Jeudi 18 décembre 2008
à Villeneuve-Saint-George
14h37. Ça doit bien faire une demi-heure déjà qu'on court autour de cette fichue piste. Il n'y a pas un bruit de plus que celui des quarante et une paires de pieds frappant régulièrement le stabilisé en synthétique. Mon fouh fouh inh se mêle à la respiration collective qui suit lourdement le groupe. J'ai mis mes pointes, pour ne pas glisser à cause de l'humidité. Le meneur est un capo chef. Normal. Tout ce qu'on nous demande, ceux qui nous forment sont capables de le faire ; et ils nous le prouvent sans cesse. C'est l'armée, ne l'oublions pas.
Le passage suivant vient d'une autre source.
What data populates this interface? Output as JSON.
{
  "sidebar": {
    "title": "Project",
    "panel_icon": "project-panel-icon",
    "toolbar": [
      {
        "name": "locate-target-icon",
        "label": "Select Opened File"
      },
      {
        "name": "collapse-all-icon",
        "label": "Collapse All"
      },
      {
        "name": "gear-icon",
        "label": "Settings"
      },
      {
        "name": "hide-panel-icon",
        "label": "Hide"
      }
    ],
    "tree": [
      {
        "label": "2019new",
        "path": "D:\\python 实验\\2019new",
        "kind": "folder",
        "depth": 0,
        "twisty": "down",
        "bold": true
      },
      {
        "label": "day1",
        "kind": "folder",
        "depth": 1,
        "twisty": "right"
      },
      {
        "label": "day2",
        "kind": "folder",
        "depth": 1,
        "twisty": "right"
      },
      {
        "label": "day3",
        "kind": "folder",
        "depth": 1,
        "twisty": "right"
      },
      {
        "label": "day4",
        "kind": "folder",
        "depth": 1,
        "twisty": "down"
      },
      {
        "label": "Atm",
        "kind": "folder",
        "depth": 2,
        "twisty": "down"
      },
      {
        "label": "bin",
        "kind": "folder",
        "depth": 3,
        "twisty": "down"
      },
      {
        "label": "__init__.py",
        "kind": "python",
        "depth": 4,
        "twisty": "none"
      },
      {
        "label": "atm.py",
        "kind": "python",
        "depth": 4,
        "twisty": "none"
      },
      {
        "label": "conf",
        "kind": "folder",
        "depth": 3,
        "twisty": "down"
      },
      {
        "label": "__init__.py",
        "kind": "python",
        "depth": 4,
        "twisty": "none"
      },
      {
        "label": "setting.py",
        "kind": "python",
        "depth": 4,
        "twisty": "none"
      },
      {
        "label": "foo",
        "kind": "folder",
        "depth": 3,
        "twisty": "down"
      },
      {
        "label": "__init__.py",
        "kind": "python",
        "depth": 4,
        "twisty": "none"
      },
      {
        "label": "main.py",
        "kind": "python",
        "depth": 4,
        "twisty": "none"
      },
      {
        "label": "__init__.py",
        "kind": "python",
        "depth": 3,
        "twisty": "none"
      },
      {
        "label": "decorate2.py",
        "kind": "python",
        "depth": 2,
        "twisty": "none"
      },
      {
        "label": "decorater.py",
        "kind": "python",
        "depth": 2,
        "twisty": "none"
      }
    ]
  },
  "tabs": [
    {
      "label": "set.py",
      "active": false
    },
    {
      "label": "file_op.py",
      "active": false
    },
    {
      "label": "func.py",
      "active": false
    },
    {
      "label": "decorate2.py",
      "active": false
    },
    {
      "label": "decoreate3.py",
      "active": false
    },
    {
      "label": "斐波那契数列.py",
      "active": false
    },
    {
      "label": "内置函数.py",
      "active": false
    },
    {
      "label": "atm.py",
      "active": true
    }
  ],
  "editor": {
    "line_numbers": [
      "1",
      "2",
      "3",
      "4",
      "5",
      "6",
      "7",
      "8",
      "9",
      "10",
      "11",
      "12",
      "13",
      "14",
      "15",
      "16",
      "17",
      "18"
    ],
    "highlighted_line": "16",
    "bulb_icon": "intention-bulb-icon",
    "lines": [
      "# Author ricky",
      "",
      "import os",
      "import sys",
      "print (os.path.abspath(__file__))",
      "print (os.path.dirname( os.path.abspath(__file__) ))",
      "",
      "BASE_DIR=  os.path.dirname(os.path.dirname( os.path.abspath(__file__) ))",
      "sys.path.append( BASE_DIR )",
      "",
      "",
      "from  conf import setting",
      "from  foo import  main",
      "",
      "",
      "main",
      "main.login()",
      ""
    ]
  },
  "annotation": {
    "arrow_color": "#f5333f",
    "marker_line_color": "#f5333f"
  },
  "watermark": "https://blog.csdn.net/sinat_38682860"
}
Fouh fouh inh, fouh fouh inh, ...
...Fouh fouh inh, fouh fouh inh.
Une heure s'est écoulée depuis que nous avons posé le premier pied sur la piste. Le groupe s'est distendu, mais personne n'a abandonné. L'allure est toujours aussi rythmée. Et j'ai toujours cette boule au ventre. Ce n'est pas un point de côté à cause de la course, j'ai ça depuis ce matin. Depuis que je me suis levé en pensant à Marc. Les premiers jours après son décès ont été difficiles. Mais je suis désormais persuadé que je ne le reverrai jamais. Et ça c'est encore plus difficile à supporter. Mon frère d'armes. Cette boule dans mon ventre est un fardeau de plus à trainer dans ma course. Ce vide est lourd. Cette course me vide.
Fouh fouh inh, fouh fouh inh, ...
Et puis il y a ma rupture avec Mel. Étrangement, cette séparation n'est pas si terrible, même si le moral en prend un coup. J'en ai pris mon parti. C'est peut être mieux comme ça. De toute façon, depuis que je suis ici on ne se voyait plus beaucoup. J'espère juste qu'elle sera heureuse. Sinon elle sait où me trouver.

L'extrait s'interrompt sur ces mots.